I bought a cheap Harbor Freight trickle charger and let it charge overnite, so the batt will be fully charged. I'll do a crank test and check the voltage. I'm going to p/u a Radio Shack rectifier and heat sink and hook it up. It's cheap enough to try out. After messing with the system and reading up here, I'm pretty comfortable with the wiring. ( Ylw & Brn = AC, Red = +, Ground = - ).
The neutral switch started working again so it probably is just gunked up. The clutch also seems to be dragging so I'm going to have pull the left cover and do some cleaning, but that's another adventure.
I'm off for Ramen & beer tonight so all the testing will have to wait till later. YUM!!
PS. I found the screw the next morning... right under the bike!!!
Test OK, but no voltageSUCCESS!!! Ok, so I check the batt after letting it fully charge a day or two, and now when I run it around 3000 rpm I'm getting 13 volts. Better but not great. Cranking it drops down to around 10.5. I picked up a 25a rectifier from a local electronics shop and made some pigtails to wire it in. Now I'm 13v at idle and up to 14+v when I have the high beam on. I think that my problem was my rectifier. It drained the batt when I was on vacation and it was weak and barely charging the batt while running.
Thanks for all the help and advice!!!!! Thanks 1,000,000!!! The beer and ramen helped give me a clear direction!!

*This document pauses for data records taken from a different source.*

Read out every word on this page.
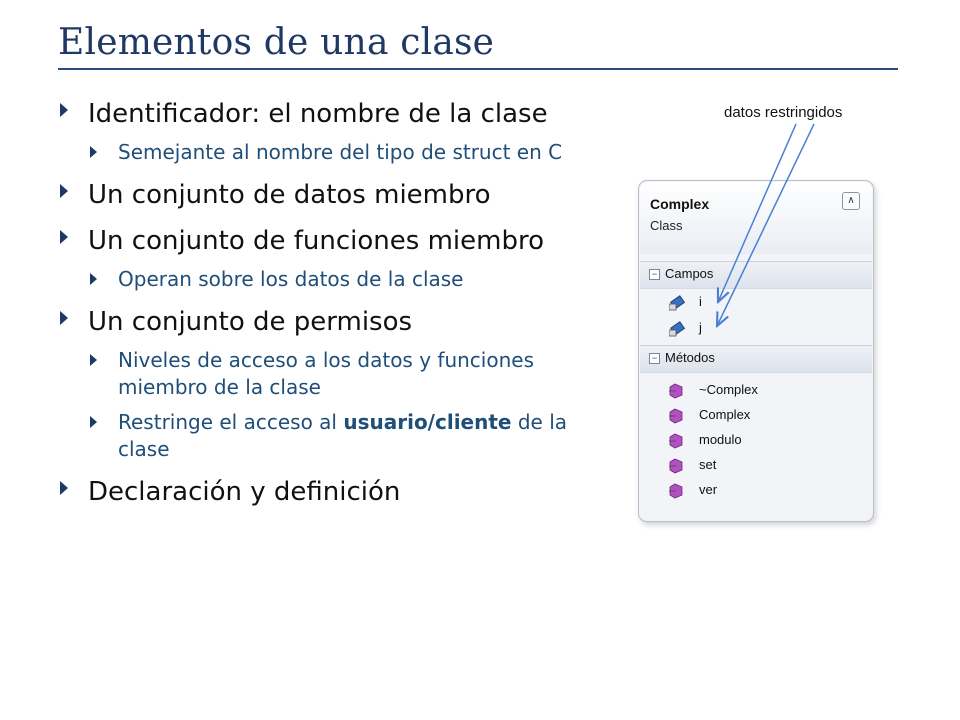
Elementos de una clase
Identificador: el nombre de la clase
Semejante al nombre del tipo de struct en C
Un conjunto de datos miembro
Un conjunto de funciones miembro
Operan sobre los datos de la clase
Un conjunto de permisos
Niveles de acceso a los datos y funciones miembro de la clase
Restringe el acceso al usuario/cliente de la clase
Declaración y definición
datos restringidos
Complex
Class
∧
− Campos
i
j
− Métodos
~Complex
Complex
modulo
set
ver
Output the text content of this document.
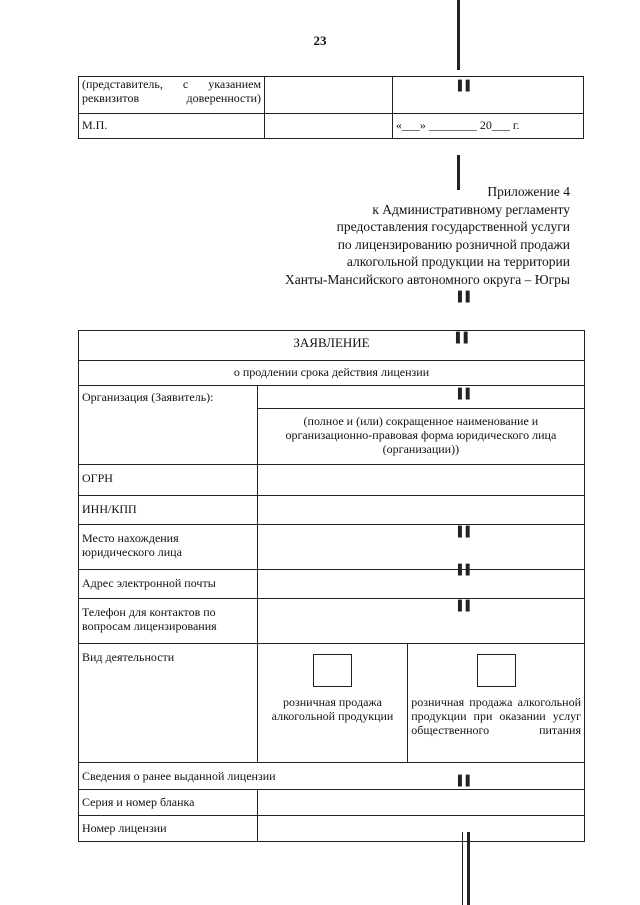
23
(представитель, с указанием реквизитов доверенности)		
М.П.		«___» ________ 20___ г.
Приложение 4
к Административному регламенту
предоставления государственной услуги
по лицензированию розничной продажи
алкогольной продукции на территории
Ханты-Мансийского автономного округа – Югры
ЗАЯВЛЕНИЕ		
о продлении срока действия лицензии		
Организация (Заявитель):		
	(полное и (или) сокращенное наименование и организационно-правовая форма юридического лица (организации))	
ОГРН		
ИНН/КПП		
Место нахождения юридического лица		
Адрес электронной почты		
Телефон для контактов по вопросам лицензирования		
Вид деятельности	розничная продажа алкогольной продукции	розничная продажа алкогольной продукции при оказании услуг общественного питания

Сведения о ранее выданной лицензии		
Серия и номер бланка		
Номер лицензии		
▌▌
▌▌
▌▌
▌▌
▌▌
▌▌
▌▌
▌▌
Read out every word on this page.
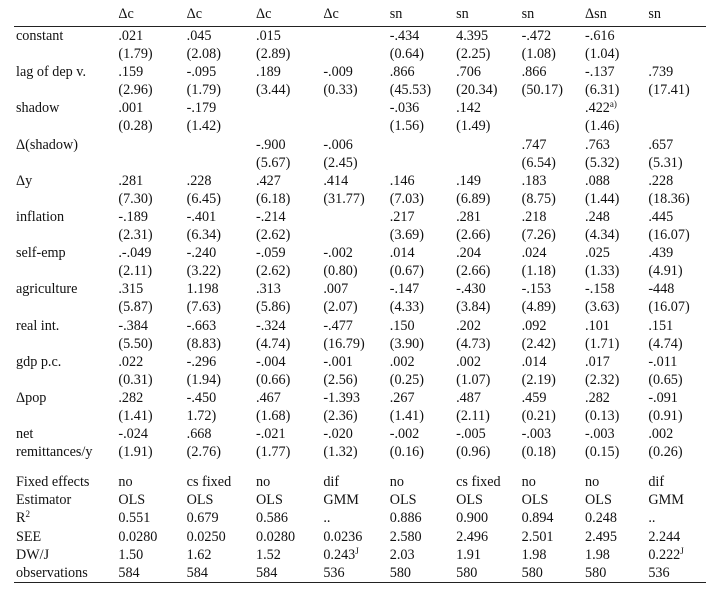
	Δc	Δc	Δc	Δc	sn	sn	sn	Δsn	sn
constant	.021	.045	.015		-.434	4.395	-.472	-.616	
	(1.79)	(2.08)	(2.89)		(0.64)	(2.25)	(1.08)	(1.04)	
lag of dep v.	.159	-.095	.189	-.009	.866	.706	.866	-.137	.739
	(2.96)	(1.79)	(3.44)	(0.33)	(45.53)	(20.34)	(50.17)	(6.31)	(17.41)
shadow	.001	-.179			-.036	.142		.422$^{a)}$	
	(0.28)	(1.42)			(1.56)	(1.49)		(1.46)	
Δ(shadow)			-.900	-.006			.747	.763	.657
			(5.67)	(2.45)			(6.54)	(5.32)	(5.31)
Δy	.281	.228	.427	.414	.146	.149	.183	.088	.228
	(7.30)	(6.45)	(6.18)	(31.77)	(7.03)	(6.89)	(8.75)	(1.44)	(18.36)
inflation	-.189	-.401	-.214		.217	.281	.218	.248	.445
	(2.31)	(6.34)	(2.62)		(3.69)	(2.66)	(7.26)	(4.34)	(16.07)
self-emp	.-.049	-.240	-.059	-.002	.014	.204	.024	.025	.439
	(2.11)	(3.22)	(2.62)	(0.80)	(0.67)	(2.66)	(1.18)	(1.33)	(4.91)
agriculture	.315	1.198	.313	.007	-.147	-.430	-.153	-.158	-448
	(5.87)	(7.63)	(5.86)	(2.07)	(4.33)	(3.84)	(4.89)	(3.63)	(16.07)
real int.	-.384	-.663	-.324	-.477	.150	.202	.092	.101	.151
	(5.50)	(8.83)	(4.74)	(16.79)	(3.90)	(4.73)	(2.42)	(1.71)	(4.74)
gdp p.c.	.022	-.296	-.004	-.001	.002	.002	.014	.017	-.011
	(0.31)	(1.94)	(0.66)	(2.56)	(0.25)	(1.07)	(2.19)	(2.32)	(0.65)
Δpop	.282	-.450	.467	-1.393	.267	.487	.459	.282	-.091
	(1.41)	1.72)	(1.68)	(2.36)	(1.41)	(2.11)	(0.21)	(0.13)	(0.91)
net	-.024	.668	-.021	-.020	-.002	-.005	-.003	-.003	.002
remittances/y	(1.91)	(2.76)	(1.77)	(1.32)	(0.16)	(0.96)	(0.18)	(0.15)	(0.26)

Fixed effects	no	cs fixed	no	dif	no	cs fixed	no	no	dif
Estimator	OLS	OLS	OLS	GMM	OLS	OLS	OLS	OLS	GMM
$R^2$	0.551	0.679	0.586	..	0.886	0.900	0.894	0.248	..
SEE	0.0280	0.0250	0.0280	0.0236	2.580	2.496	2.501	2.495	2.244
DW/J	1.50	1.62	1.52	$0.243^J$	2.03	1.91	1.98	1.98	$0.222^J$
observations	584	584	584	536	580	580	580	580	536
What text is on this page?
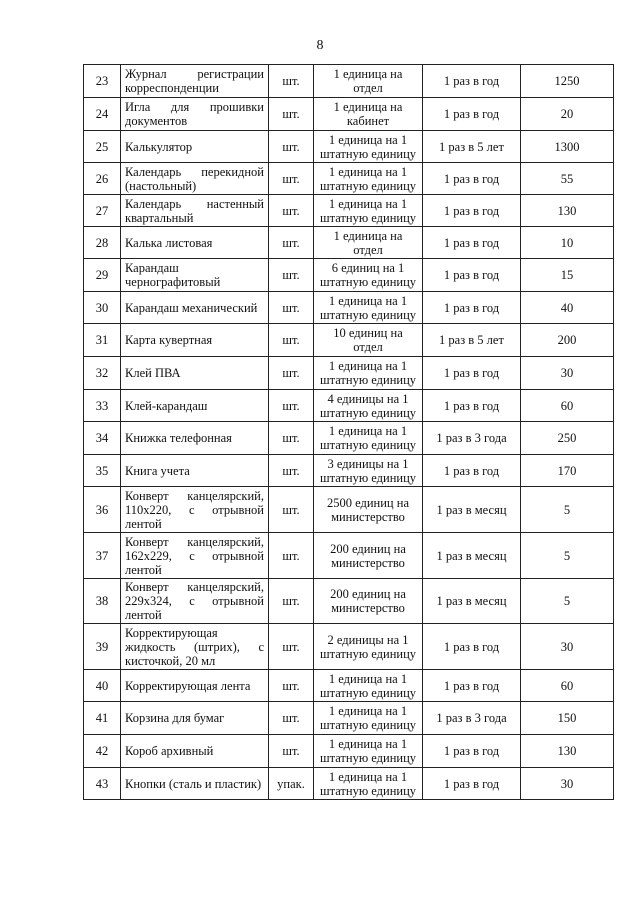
8
23	Журнал регистрации корреспонденции	шт.	1 единица на отдел	1 раз в год	1250
24	Игла для прошивки документов	шт.	1 единица на кабинет	1 раз в год	20
25	Калькулятор	шт.	1 единица на 1 штатную единицу	1 раз в 5 лет	1300
26	Календарь перекидной (настольный)	шт.	1 единица на 1 штатную единицу	1 раз в год	55
27	Календарь настенный квартальный	шт.	1 единица на 1 штатную единицу	1 раз в год	130
28	Калька листовая	шт.	1 единица на отдел	1 раз в год	10
29	Карандаш чернографитовый	шт.	6 единиц на 1 штатную единицу	1 раз в год	15
30	Карандаш механический	шт.	1 единица на 1 штатную единицу	1 раз в год	40
31	Карта кувертная	шт.	10 единиц на отдел	1 раз в 5 лет	200
32	Клей ПВА	шт.	1 единица на 1 штатную единицу	1 раз в год	30
33	Клей-карандаш	шт.	4 единицы на 1 штатную единицу	1 раз в год	60
34	Книжка телефонная	шт.	1 единица на 1 штатную единицу	1 раз в 3 года	250
35	Книга учета	шт.	3 единицы на 1 штатную единицу	1 раз в год	170
36	Конверт канцелярский, 110x220, с отрывной лентой	шт.	2500 единиц на министерство	1 раз в месяц	5
37	Конверт канцелярский, 162x229, с отрывной лентой	шт.	200 единиц на министерство	1 раз в месяц	5
38	Конверт канцелярский, 229x324, с отрывной лентой	шт.	200 единиц на министерство	1 раз в месяц	5
39	Корректирующая жидкость (штрих), с кисточкой, 20 мл	шт.	2 единицы на 1 штатную единицу	1 раз в год	30
40	Корректирующая лента	шт.	1 единица на 1 штатную единицу	1 раз в год	60
41	Корзина для бумаг	шт.	1 единица на 1 штатную единицу	1 раз в 3 года	150
42	Короб архивный	шт.	1 единица на 1 штатную единицу	1 раз в год	130
43	Кнопки (сталь и пластик)	упак.	1 единица на 1 штатную единицу	1 раз в год	30
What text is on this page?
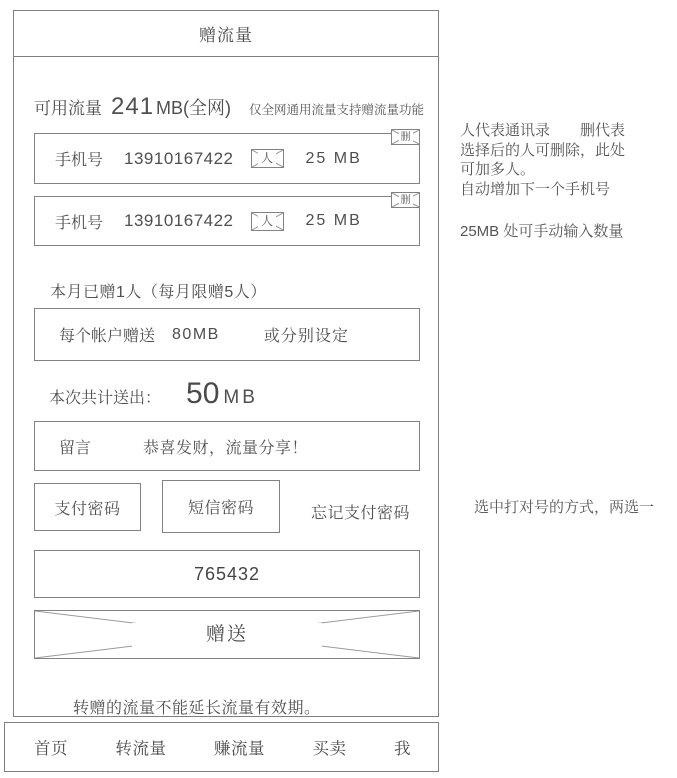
赠流量
可用流量 241 MB(全网) 仅全网通用流量支持赠流量功能
手机号 13910167422 人 25 MB
删
手机号 13910167422 人 25 MB
删
本月已赠1人（每月限赠5人）
每个帐户赠送 80MB	或分别设定
本次共计送出： 50 MB
留言	恭喜发财，流量分享！
支付密码	短信密码	忘记支付密码
765432
赠送
转赠的流量不能延长流量有效期。
首页	转流量	赚流量	买卖	我
人代表通讯录　　删代表
选择后的人可删除，此处
可加多人。
自动增加下一个手机号
25MB 处可手动输入数量
选中打对号的方式，两选一
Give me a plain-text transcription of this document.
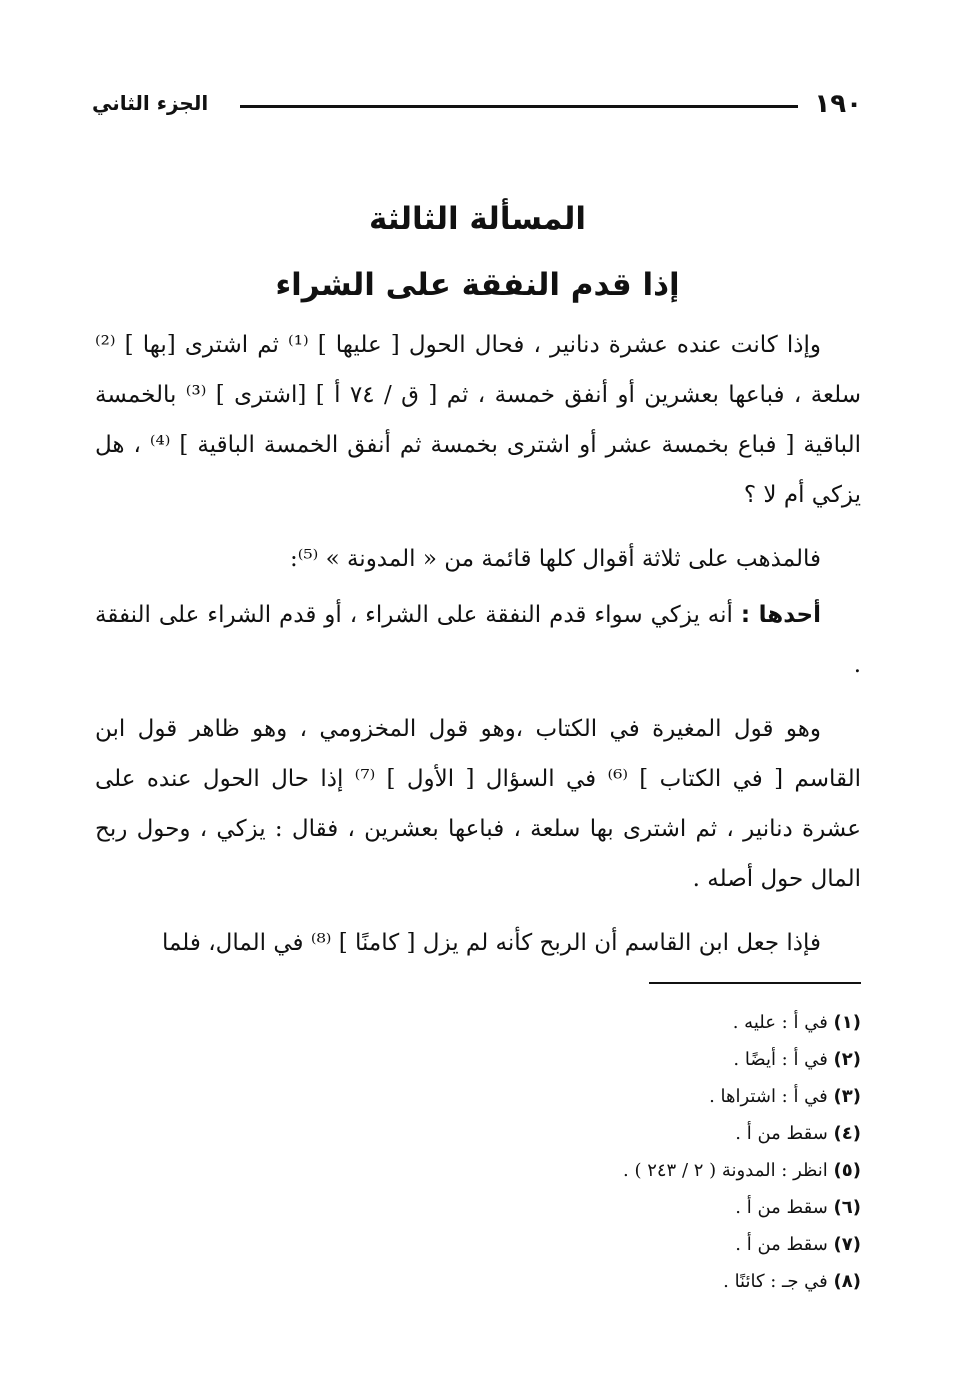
١٩٠
الجزء الثاني
المسألة الثالثة
إذا قدم النفقة على الشراء

وإذا كانت عنده عشرة دنانير ، فحال الحول [ عليها ] ⁽¹⁾ ثم اشترى [بها ] ⁽²⁾ سلعة ، فباعها بعشرين أو أنفق خمسة ، ثم [ ق / ٧٤ أ ] [اشترى ] ⁽³⁾ بالخمسة الباقية [ فباع بخمسة عشر أو اشترى بخمسة ثم أنفق الخمسة الباقية ] ⁽⁴⁾ ، هل يزكي أم لا ؟

فالمذهب على ثلاثة أقوال كلها قائمة من « المدونة » ⁽⁵⁾:

أحدها : أنه يزكي سواء قدم النفقة على الشراء ، أو قدم الشراء على النفقة .

وهو قول المغيرة في الكتاب ،وهو قول المخزومي ، وهو ظاهر قول ابن القاسم [ في الكتاب ] ⁽⁶⁾ في السؤال [ الأول ] ⁽⁷⁾ إذا حال الحول عنده على عشرة دنانير ، ثم اشترى بها سلعة ، فباعها بعشرين ، فقال : يزكي ، وحول ربح المال حول أصله .

فإذا جعل ابن القاسم أن الربح كأنه لم يزل [ كامنًا ] ⁽⁸⁾ في المال، فلما

(١) في أ : عليه .
(٢) في أ : أيضًا .
(٣) في أ : اشتراها .
(٤) سقط من أ .
(٥) انظر : المدونة ( ٢ / ٢٤٣ ) .
(٦) سقط من أ .
(٧) سقط من أ .
(٨) في جـ : كائنًا .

A couple lessons learned: 1) Always test with your battery FULLY charged. The battery is an integral part of the system, not just a voltage storage device. 2) With the bike off, leave the Red wire connected and disconnect the Yellow and Brown wires from the rectifier and check the YLW and BRN terminals for voltage to ground. You should have NONE. My rectifier/ diodes bench tested good w/ my meter but still it backfed voltage. A $3 rectifier was a quick easy fix.